The Brownells burst in on them then, all eighteen of the Brownells.
They had been stalking the shore party since its landing. Nine sack-culotted women in cloches and nine men in penitential black, they streamed through the gaping door and surrounded the sea people with a ring of spears. Other factors had indeed operated, but this was not yet the thirty-second generation of extinction.
The leader of the Brownells, a male, said with satisfaction: "Just when we needed—new blood." Salter understood that he was not speaking in genetic terms.
The females, more verbal types, said critically: "Evil-doers, obviously.
Displaying their limbs without shame, brazenly flaunting the rotted pillars of the temple of lust. Come from the accursed sea itself, abode of infamy, to seduce us from our decent and regular lives."
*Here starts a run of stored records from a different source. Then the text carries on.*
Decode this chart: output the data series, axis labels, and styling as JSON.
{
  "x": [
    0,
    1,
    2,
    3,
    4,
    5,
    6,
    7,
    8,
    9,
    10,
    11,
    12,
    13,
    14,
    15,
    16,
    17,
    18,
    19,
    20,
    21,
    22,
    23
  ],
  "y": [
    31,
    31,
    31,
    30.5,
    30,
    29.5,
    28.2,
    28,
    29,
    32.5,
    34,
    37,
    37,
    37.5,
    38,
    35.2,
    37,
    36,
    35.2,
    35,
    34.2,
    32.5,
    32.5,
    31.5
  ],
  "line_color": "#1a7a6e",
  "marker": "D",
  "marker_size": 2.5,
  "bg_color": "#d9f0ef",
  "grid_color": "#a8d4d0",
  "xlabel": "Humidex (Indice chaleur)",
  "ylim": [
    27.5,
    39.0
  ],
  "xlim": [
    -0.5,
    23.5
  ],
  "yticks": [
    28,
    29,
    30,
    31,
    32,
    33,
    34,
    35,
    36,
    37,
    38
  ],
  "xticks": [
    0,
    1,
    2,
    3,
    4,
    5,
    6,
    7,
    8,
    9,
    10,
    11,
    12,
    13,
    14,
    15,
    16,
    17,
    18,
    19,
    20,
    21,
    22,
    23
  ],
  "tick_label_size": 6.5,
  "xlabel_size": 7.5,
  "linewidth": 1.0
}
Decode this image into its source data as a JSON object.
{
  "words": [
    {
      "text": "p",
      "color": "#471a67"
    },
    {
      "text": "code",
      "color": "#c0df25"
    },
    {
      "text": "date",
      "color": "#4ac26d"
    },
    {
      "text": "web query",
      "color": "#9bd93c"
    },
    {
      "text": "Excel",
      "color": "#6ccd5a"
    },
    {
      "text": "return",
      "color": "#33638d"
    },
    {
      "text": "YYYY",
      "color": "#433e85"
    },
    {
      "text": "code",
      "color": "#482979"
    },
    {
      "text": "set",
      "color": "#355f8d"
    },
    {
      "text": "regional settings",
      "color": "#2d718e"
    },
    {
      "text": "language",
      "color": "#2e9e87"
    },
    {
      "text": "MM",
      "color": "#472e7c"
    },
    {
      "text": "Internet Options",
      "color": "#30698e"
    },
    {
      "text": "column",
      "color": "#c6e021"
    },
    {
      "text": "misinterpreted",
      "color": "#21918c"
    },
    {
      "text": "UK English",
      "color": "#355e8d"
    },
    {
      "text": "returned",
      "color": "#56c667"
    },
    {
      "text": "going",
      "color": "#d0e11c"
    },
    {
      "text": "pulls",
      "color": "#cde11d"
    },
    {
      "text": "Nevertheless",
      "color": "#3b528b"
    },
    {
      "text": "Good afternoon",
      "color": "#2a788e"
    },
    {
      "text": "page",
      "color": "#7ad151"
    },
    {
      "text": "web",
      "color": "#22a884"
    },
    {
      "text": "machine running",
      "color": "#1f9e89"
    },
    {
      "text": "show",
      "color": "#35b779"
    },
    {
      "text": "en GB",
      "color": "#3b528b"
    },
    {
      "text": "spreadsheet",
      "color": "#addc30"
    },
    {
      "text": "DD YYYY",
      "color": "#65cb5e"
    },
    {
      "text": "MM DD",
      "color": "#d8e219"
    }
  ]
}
"We know what to do with the women," said the male leader. The rest took up the antiphon.
"We'll knock them down."
"And roll them on their backs."
"And pull one arm out and tie it fast."
"And pull the other arm out and tie it fast."
"And pull one limb out and tie it fast."
"And pull the other limb out and tie it fast."
"And then—"
"We'll beat them to death and Merdeka will smile."
Chaplain Pemberton stared incredulously. "You must look into your hearts," he told them in a reasonable voice. "You must look deeper than you have, and you will find that you have been deluded. This is not the way for human beings to act. Somebody has misled you dreadfully. Let me explain—"
"Blasphemy," the leader of the females said, and put her spear expertly into the chaplain's intestines. The shock of the broad, cold blade pulsed through him and felled him. Jewel Flyte knelt beside him instantly, checking heart beat and breathing. He was alive.
"Get up," the male leader said. "Displaying and offering yourself to such as we is useless. We are pure in heart."
A male child ran to the door. "Wagners!" he screamed. "Twenty Wagners coming up the stairs!"
His father roared at him: "Stand straight and don't mumble!" and slashed out with the butt of his spear, catching him hard in the ribs.